Yelling at kids has gotten a bad rap in the parenting world recently – and with good reason.
There are plenty of articles (like this one from Kidlutions) telling us why we shouldn’t yell at our kids. There are harmful effects for the present and the future when we routinely yell at our children.
There are also plenty of articles (like this one from Amanda at Dirt & Boogers) about how to stop yelling at your kids. I’ve seen a lot of articles like this, giving tips, finding your triggers, exploring alternate means of communicating. There is a TON of information out there about why yelling at kids is bad, and how to stop.
This is great! I totally agree that yelling at kids does not make for a good family atmosphere, and it’s definitely not the more effective method of communication between any two human beings.
That being said, I have another reason why you shouldn’t yell at your kids. I would also like to propose that there is an appropriate time and place to yell. And the two go hand in hand.
Growing up, my parents didn’t yell at me. I hardly ever remember them even raising their voices in the slightest. They didn’t have to, because they had taught me to be obedient. I listened to them, out of love and a desire to obey, and also because I knew that there would be consequences if I didn’t.
But there was one circumstance under which they would yell at me.
When I was in danger.
(bear with me, I’m about to use some psychology terms)
You see, the human body reacts to loud sounds with a startle response.
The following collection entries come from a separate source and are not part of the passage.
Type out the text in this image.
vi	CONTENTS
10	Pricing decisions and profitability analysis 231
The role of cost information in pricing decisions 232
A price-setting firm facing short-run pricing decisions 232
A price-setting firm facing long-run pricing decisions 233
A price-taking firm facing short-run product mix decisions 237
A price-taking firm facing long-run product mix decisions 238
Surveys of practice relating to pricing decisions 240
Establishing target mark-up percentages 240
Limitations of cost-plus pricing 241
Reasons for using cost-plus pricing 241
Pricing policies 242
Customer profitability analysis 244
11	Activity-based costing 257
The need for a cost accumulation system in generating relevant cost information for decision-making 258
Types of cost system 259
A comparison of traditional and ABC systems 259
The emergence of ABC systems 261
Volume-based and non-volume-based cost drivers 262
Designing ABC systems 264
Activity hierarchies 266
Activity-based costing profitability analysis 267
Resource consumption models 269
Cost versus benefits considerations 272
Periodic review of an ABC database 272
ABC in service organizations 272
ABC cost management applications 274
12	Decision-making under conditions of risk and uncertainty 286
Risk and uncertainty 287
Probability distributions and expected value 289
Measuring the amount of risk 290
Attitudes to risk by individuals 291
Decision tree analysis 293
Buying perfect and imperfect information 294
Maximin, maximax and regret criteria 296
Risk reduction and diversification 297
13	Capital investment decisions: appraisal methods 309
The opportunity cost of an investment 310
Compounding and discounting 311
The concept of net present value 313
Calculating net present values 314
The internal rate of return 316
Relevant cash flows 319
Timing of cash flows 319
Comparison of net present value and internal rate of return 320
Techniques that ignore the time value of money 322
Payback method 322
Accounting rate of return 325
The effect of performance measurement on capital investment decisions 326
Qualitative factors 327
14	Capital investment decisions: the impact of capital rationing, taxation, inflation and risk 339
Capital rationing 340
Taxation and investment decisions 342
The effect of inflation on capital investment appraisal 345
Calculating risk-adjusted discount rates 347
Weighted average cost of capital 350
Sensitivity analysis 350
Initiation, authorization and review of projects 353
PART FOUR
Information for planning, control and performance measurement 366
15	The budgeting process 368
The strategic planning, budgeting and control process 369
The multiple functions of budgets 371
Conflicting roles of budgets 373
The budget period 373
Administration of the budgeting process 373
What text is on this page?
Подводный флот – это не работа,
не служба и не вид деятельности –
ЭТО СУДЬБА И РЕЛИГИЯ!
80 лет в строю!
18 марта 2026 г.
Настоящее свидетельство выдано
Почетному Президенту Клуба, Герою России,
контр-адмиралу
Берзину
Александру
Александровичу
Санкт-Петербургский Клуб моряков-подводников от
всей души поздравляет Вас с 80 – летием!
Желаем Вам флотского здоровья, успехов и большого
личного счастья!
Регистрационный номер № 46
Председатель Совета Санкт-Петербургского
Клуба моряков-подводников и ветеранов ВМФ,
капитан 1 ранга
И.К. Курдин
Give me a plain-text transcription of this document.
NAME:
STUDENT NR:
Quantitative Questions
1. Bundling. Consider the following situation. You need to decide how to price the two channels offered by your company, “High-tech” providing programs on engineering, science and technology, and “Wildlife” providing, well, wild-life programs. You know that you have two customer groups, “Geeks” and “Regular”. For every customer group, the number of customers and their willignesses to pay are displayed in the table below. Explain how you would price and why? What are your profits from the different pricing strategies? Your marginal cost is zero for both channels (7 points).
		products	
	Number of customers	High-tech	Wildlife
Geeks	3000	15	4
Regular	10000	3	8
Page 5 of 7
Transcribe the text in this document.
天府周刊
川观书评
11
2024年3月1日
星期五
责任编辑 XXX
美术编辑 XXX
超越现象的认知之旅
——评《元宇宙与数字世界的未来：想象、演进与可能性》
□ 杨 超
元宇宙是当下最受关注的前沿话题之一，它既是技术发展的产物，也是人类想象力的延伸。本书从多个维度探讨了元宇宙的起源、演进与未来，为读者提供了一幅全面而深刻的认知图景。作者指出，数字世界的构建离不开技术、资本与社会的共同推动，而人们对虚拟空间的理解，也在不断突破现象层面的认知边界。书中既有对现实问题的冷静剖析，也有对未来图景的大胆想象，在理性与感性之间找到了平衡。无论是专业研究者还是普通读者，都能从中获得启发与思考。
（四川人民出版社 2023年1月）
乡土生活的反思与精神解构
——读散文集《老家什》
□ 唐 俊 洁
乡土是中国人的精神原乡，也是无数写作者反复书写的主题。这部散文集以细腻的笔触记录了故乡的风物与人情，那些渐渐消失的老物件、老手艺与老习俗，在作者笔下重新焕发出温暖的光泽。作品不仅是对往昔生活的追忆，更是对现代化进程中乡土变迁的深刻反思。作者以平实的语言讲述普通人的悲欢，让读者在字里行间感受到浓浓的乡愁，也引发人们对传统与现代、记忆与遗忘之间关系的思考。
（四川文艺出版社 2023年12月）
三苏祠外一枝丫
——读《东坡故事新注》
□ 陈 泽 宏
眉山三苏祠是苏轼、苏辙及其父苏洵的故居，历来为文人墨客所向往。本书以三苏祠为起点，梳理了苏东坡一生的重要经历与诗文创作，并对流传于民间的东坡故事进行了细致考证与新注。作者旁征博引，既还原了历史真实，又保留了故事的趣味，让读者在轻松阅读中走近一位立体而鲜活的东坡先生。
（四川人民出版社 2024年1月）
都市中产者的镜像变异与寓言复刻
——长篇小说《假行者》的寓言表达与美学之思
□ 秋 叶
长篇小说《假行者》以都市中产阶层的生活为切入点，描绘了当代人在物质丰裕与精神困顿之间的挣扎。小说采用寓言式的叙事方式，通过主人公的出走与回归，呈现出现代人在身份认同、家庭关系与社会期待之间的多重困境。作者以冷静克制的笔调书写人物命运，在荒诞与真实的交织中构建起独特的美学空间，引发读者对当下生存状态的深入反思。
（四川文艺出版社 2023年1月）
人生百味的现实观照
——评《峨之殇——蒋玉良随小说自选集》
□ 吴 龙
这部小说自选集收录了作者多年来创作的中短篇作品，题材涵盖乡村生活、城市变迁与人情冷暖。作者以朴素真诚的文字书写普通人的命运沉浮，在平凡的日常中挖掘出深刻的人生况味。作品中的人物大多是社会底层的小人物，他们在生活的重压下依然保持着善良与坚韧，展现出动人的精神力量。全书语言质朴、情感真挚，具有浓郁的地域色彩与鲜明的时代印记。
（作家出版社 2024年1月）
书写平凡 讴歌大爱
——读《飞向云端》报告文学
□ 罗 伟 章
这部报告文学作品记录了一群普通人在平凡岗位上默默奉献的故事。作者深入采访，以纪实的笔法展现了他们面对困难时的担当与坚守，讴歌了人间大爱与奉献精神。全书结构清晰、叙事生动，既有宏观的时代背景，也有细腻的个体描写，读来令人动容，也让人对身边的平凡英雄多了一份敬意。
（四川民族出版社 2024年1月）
This is the beginning of the fight-or-flight response brought on by your sympathetic nervous system recognizing a potential threat.
When we yell at a child, their body automatically prepares to face danger. What happens if we yell at our child regularly? For the first while, they experience chronic stress. The sympathetic nervous system elevates heart rate, slows down digestion, and floods the brain with hormones that stimulate and energize the body. When this continues going on for longer than the body needs, it can lead to heart problems, digestive problems, sleep disruption, and issues with memory and learning.
But eventually, they become desensitized to the your yelling. This means that yelling at your child no longer elicits an immediate response. If you’re a chronic yeller, I’m sure you’ve seen this in your home.
So, all of that scientific jargon to say:
You should only yell at your kids if they are in danger.
Sometimes, you need them to stop – immediately. When your child is running into the road to fetch a ball, YELL. If you’re changing a diaper and you see Little Bobby about to bite Little Suzie, YELL. If you see your child putting their hand towards a hot stove burner and you aren’t close enough to snatch it away, YELL.
Yelling warns the child of danger, and evokes an immediate reaction.
If you yell at them regularly, they won’t know the difference between a routine lecture and an imminent threat.
When you save your yelling for times when there is a real hazard, your children will learn to trust that. They won’t ignore it.